Ekrixanthera hispaniolae

Scientific classification
- Kingdom: Plantae
- Clade: Tracheophytes
- Clade: Angiosperms
- Clade: Eudicots
- Clade: Rosids
- Order: Rosales
- Family: Urticaceae
- Genus: †Ekrixanthera
- Species: †E. hispaniolae
- Binomial name: †Ekrixanthera hispaniolae Poinar, Kevan & Jackes (2021), nom. inval.

= Ekrixanthera hispaniolae =

- Authority: Poinar, Kevan & Jackes (2021), nom. inval.

Extinct species of flowering plant

Ekrixanthera hispaniolae is a species of extinct plant first described from fossilised flowers from Dominican amber. It has staminate flowers on short pedicels that are pentamerous, with a pilose pistillode, plus heteromorphic pilose tepals. Differentiating it from Ekrixanthera ehecatli are the presence or absence of a pedicel, the heterotrophic tepals, and the presence or absence of pilosity of its pistillode and tepals. Additionally, the latter characters added to the pentamerous flowers separate the two fossil species from extant genera. Its floral structures indicate an explosive manner of pollen release as well as anemophily.
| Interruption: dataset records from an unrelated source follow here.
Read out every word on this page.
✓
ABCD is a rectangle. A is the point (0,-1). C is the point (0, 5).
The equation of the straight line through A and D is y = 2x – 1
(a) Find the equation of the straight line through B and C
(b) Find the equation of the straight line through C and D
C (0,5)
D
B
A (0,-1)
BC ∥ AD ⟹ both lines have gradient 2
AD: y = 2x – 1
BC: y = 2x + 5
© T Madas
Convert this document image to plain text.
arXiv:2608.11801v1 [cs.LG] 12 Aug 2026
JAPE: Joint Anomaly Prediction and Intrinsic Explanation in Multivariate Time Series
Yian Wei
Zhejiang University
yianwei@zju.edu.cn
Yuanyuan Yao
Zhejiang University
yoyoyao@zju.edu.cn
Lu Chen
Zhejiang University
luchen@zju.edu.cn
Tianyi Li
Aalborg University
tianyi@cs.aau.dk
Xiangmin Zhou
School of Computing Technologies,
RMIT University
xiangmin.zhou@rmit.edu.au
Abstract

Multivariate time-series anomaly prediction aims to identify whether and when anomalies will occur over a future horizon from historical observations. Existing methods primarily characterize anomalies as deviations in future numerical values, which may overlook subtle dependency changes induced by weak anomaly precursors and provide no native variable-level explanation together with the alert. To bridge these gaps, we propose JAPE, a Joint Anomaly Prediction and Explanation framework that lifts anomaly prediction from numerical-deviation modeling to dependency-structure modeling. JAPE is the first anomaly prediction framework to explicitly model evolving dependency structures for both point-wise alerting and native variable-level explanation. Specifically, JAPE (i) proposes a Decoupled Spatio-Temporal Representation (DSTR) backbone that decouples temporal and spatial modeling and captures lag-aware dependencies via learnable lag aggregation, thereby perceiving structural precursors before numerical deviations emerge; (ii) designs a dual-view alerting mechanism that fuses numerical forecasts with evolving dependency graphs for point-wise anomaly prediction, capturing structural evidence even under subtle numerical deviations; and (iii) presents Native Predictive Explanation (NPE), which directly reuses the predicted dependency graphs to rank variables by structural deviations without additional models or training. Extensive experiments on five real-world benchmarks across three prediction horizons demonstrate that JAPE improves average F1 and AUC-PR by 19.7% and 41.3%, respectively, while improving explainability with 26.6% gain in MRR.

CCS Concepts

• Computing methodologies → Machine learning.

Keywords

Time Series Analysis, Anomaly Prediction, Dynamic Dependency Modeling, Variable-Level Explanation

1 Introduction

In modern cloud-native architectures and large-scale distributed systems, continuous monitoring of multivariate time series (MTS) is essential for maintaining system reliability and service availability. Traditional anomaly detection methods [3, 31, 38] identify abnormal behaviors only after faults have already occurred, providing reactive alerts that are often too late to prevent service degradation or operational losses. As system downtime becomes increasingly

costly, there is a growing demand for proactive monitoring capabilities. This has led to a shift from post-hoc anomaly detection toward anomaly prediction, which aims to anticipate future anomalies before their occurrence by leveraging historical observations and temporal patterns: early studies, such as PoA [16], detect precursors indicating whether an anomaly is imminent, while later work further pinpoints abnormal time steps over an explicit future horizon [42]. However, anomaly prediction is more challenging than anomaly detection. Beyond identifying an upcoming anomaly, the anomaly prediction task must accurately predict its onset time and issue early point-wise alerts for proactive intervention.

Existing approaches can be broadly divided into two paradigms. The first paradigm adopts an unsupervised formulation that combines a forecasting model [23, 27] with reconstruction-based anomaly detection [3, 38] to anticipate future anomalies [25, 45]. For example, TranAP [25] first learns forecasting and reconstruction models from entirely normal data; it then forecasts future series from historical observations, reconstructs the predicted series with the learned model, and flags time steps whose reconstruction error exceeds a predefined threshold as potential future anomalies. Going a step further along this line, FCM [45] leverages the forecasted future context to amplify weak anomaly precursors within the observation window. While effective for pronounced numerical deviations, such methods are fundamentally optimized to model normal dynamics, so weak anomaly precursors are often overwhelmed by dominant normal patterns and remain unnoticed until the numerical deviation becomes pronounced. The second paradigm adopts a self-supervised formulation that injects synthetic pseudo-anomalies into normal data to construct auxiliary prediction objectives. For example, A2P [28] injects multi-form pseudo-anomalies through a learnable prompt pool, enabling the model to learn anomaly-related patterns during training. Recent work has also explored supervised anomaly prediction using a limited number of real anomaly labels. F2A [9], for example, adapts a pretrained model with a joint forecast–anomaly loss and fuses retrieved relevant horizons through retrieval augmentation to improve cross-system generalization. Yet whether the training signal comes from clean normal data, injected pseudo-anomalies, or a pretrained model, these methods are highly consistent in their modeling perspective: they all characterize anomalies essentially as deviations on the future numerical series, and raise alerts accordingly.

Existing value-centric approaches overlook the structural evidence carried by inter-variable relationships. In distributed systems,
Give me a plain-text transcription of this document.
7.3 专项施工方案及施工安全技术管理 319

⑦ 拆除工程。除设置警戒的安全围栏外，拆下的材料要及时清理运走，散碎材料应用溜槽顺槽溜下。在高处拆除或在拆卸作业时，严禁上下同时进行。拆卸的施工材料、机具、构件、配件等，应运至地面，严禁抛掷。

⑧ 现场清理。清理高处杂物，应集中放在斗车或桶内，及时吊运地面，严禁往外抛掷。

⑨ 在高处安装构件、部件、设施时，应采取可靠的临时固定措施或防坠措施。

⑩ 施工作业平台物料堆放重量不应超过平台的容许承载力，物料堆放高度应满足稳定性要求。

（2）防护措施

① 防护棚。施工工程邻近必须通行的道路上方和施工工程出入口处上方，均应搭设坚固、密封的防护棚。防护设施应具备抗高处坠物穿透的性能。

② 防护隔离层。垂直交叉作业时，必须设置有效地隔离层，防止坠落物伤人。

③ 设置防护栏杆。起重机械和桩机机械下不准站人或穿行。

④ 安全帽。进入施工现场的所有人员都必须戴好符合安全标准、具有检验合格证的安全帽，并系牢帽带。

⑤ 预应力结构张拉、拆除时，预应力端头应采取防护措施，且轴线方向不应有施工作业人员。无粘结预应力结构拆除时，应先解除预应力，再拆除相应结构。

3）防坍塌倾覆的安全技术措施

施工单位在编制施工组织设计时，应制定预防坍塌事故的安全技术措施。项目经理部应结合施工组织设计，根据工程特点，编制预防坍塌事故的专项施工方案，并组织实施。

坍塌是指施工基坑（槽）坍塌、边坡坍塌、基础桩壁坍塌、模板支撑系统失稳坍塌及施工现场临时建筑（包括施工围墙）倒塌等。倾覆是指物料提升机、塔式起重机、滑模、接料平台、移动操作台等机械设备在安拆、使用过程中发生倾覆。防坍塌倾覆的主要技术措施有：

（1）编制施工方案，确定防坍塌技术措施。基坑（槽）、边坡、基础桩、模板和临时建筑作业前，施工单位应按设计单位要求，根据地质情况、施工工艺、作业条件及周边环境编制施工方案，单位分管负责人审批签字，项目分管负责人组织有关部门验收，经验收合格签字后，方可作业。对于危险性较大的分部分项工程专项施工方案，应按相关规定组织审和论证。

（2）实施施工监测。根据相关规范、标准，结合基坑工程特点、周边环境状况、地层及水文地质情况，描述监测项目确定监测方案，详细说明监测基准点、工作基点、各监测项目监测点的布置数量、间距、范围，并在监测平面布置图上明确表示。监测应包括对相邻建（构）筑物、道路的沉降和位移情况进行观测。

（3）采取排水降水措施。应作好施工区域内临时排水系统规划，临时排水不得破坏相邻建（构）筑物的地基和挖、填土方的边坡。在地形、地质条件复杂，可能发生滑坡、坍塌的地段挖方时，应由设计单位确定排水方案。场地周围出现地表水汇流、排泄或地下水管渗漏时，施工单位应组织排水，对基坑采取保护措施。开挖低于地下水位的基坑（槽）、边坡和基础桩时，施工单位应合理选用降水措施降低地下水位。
Lepidopterans feeding on this species is suspected during the mid-Tertiary.

The name first appeared in a publication in 2016, but was not validly published under the International Code of Nomenclature for algae, fungi, and plants. A correction was published online in 2021. As of April 2024, the correction was not accepted by the International Fossil Plant Names Index, as the publication of the genus name gave two type species.